Our recent paper considers the real challenge that CBDCs could pose to dollar dominance. We situate this development of CBDCs within the broader context of efforts by states to develop alternatives to the US dollar in recent decades, particularly those led by the BRICS (Brazil, Russia, India, China, South Africa) coalition, which was formed in 2009-10 to increase the member nations’ status and influence in global governance. CBDCs are the most promising development for states looking to build alternatives to the US dollar, a quest empowered by the unprecedented sanctions imposed by the West on Russia in response to its invasion of Ukraine in February 2022. In recognition of this risk, the US has now expedited development of a digital dollar, although it is far behind in this particular race.

In exploring these developments, our paper focusses in particular on wholesale CBDCs. While these have attracted much less attention than their retail counterparts and seldom been analysed from a political perspective, their potential to deliver massive efficiency gains in cross-border payments related to trade, investment and remittances could transform the global financial system and disrupt dollar dominance in the long term.

While CBDCs are potentially transformative financially and technically, they could also be so geopolitically. Our paper explores three possible outcomes that could flow from the launch of CBDCs and come to characterise the global financial system of the future. First, a digital dollar could maintain or strengthen dollar dominance, even in spite of alternatives developed by rival states, because a digital dollar will be cheaper and easier to use than today’s arrangements. Second, the US could lose its dominant position in the global financial system as rival states develop CBDC-based alternatives, which risks fragmenting the global economy into two or more competing blocs. If this occurs, states could be forced to choose between joining a  US-led or China-led bloc, with serious implications for national security, economic growth and financial stability. Third, we could see a gradual transition to a multipolar system characterised by cooperation rather than competition, though this outcome seems least likely in the current geopolitical climate.

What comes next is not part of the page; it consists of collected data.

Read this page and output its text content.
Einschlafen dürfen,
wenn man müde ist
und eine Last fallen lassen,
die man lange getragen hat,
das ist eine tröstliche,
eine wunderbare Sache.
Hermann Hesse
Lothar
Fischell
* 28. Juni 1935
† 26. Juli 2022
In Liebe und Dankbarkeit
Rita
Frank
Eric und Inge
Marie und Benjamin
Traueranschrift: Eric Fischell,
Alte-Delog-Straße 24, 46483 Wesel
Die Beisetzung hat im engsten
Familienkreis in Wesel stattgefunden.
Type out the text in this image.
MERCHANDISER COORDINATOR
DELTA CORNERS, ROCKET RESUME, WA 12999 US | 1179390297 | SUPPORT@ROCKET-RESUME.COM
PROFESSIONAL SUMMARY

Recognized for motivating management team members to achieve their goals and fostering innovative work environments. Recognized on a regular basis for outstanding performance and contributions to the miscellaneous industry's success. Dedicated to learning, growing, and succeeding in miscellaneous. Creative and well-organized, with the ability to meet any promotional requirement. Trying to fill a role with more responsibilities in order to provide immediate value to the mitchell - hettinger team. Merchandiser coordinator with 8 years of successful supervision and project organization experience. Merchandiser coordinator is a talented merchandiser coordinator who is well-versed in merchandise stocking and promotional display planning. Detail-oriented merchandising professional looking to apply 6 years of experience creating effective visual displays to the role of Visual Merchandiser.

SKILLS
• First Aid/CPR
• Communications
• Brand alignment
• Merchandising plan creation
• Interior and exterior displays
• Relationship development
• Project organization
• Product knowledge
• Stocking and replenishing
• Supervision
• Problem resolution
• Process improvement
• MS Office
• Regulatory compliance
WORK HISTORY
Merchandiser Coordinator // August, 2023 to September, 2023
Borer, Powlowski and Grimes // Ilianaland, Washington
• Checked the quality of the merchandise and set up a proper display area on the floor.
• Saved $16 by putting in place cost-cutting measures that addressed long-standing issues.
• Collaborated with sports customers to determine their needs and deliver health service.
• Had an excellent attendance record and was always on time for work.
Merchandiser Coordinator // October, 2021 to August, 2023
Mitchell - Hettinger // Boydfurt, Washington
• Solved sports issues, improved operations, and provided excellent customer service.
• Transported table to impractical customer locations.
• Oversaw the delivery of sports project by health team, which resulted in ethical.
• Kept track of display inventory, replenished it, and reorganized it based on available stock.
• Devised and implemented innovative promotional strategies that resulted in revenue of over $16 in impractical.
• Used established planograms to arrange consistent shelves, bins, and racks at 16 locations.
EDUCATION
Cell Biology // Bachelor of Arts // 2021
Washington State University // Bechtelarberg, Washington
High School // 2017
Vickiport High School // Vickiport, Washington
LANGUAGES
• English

Each of these possibilities will pose opportunities and risks for states and the global financial system as a whole. However, the second outcome, a global economy fragmented into two or more competing blocs, likely led by the US and China, poses an existential threat to the currently truly global financial system. The World Trade Organisation recently estimated that the disintegration of the global economy into two trading blocs will reduce global GDP by about 5 percent in the long term, with larger losses felt by emerging and developing economies. We could also witness the dismantling of the global reserve currency system—an existing trend accelerated by the freezing of some $300 billion of Russian foreign exchange reserves.

The consequences of fragmentation will be severe and this outcome should, if possible, be avoided. As central banks across the world continue to explore CBDCs and work toward issuance, policymakers must begin working on approaches and strategies to build trust and facilitate greater cooperation among states. Otherwise, a potentially transformative technological development could result in a weaker—rather than stronger—global financial system in the future.

Ross P Buckley is Scientia Professor and KPMG Law – King & Wood Mallesons Professor of Disruptive Innovation at UNSW Sydney.

Mia Trzecinski is a Research fellow at UNSW Sydney.